Accessibility in real time

SVT is a national public television company, and as such is required to subtitles 100% of all recorded programmes and 65–80% of live broadcasts for the hearing impaired or viewers requiring subtitles for other reasons. Each year, this results in approximately 18,000 hours of Swedish-language television programmes subtitled in Swedish. PTS and SVT have a common goal: to improve the accessibility and usability of public services in an effort to make information and content available to all user groups regardless of age, functional capacity, disability or other special needs.

Readability and comprehensibility are key in subtitling. This poses a special challenge when subtitling live broadcasts, as not even the fastest typist can produce flawless text in pace with spoken dialogue, much less high-quality subtitles that keep up with the words and images on the screen. At SVT, live subtitlers use a specially designed keyboard (called a Velotype), but learning how to use one, not to mention mastering it, requires months or even years of training.

Not just technology, but an entirely new process

The starting point for the solution was to update the subtitling process by combining automatic speech recognition with re-speaking. Using freely available speech and text material as well as SVT's own materials,Lingsoft developed a speech recognition solution based on machine learning and deep neural networks that could be integrated with SVT's own subtitling system. The solution was trained to pay particularly close attention to weather report terminology and SVT's subtitling rules and practices. In addition to this, voice commands were made available to subtitlers, thus allowing them to add punctuation marks, insert line breaks or change the colour of a text without having to touch a keyboard.

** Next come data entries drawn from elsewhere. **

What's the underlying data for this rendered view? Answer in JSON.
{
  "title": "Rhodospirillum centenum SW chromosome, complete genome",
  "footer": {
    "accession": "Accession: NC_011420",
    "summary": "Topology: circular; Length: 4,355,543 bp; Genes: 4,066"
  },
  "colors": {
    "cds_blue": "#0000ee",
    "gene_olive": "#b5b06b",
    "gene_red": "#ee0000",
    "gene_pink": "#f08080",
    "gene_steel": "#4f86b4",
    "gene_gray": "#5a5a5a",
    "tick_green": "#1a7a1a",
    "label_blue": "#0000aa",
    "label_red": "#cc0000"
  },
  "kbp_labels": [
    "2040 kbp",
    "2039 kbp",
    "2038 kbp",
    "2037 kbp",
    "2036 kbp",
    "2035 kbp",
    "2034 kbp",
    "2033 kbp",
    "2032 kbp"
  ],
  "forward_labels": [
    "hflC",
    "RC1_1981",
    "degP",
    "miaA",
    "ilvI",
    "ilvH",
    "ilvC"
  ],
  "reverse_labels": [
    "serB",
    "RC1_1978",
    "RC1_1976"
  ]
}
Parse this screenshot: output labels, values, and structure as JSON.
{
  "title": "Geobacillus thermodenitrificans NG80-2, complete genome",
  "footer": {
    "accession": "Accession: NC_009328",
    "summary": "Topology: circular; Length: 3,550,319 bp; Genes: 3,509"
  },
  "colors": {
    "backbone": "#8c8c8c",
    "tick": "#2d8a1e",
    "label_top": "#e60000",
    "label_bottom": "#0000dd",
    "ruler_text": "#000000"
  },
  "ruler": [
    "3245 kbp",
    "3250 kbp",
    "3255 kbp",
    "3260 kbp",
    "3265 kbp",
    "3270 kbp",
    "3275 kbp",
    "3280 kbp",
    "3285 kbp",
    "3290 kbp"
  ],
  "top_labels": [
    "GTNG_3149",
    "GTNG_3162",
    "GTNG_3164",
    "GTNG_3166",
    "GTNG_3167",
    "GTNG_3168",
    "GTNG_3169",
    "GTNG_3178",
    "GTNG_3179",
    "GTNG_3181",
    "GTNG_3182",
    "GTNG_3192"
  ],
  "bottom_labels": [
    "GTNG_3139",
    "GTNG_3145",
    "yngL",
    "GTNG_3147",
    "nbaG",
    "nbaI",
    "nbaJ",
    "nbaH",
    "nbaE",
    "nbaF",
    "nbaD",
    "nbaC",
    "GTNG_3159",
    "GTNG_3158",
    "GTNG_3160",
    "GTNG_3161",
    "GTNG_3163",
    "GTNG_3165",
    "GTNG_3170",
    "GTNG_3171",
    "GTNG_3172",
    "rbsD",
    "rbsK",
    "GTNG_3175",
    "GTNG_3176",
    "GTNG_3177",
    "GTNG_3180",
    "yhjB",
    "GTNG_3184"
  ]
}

A successful IT project by any measure

The project ran for 13 months and was a runaway success: it was completed ahead of schedule and the client's demands were met with flying colours, in terms of both the quality and speed of the speech recognition. Success relied on close co-operation with the client and a genuine understanding of their needs.

A key part of the project was the production testing phase, in which viewers belonging to different interest groups evaluated the subtitles produced using speech recognition. The results were promising to say the least, and viewer feedback was positive: the subtitles created using speech recognition were available more quickly than manual subtitles, and the errors made by speech recognition were − perhaps a bit surprisingly − less disruptive to the viewer than the typing errors and unexpected character combinations made by a subtitler using a Velotype.

SVT put the prototype into use at the beginning of 2018 and is now developing its own processes further on the basis of the speech recognition solution. The project also generated a considerable amount of language capital, and this data will serve as the basis for the Swedish Language Bank.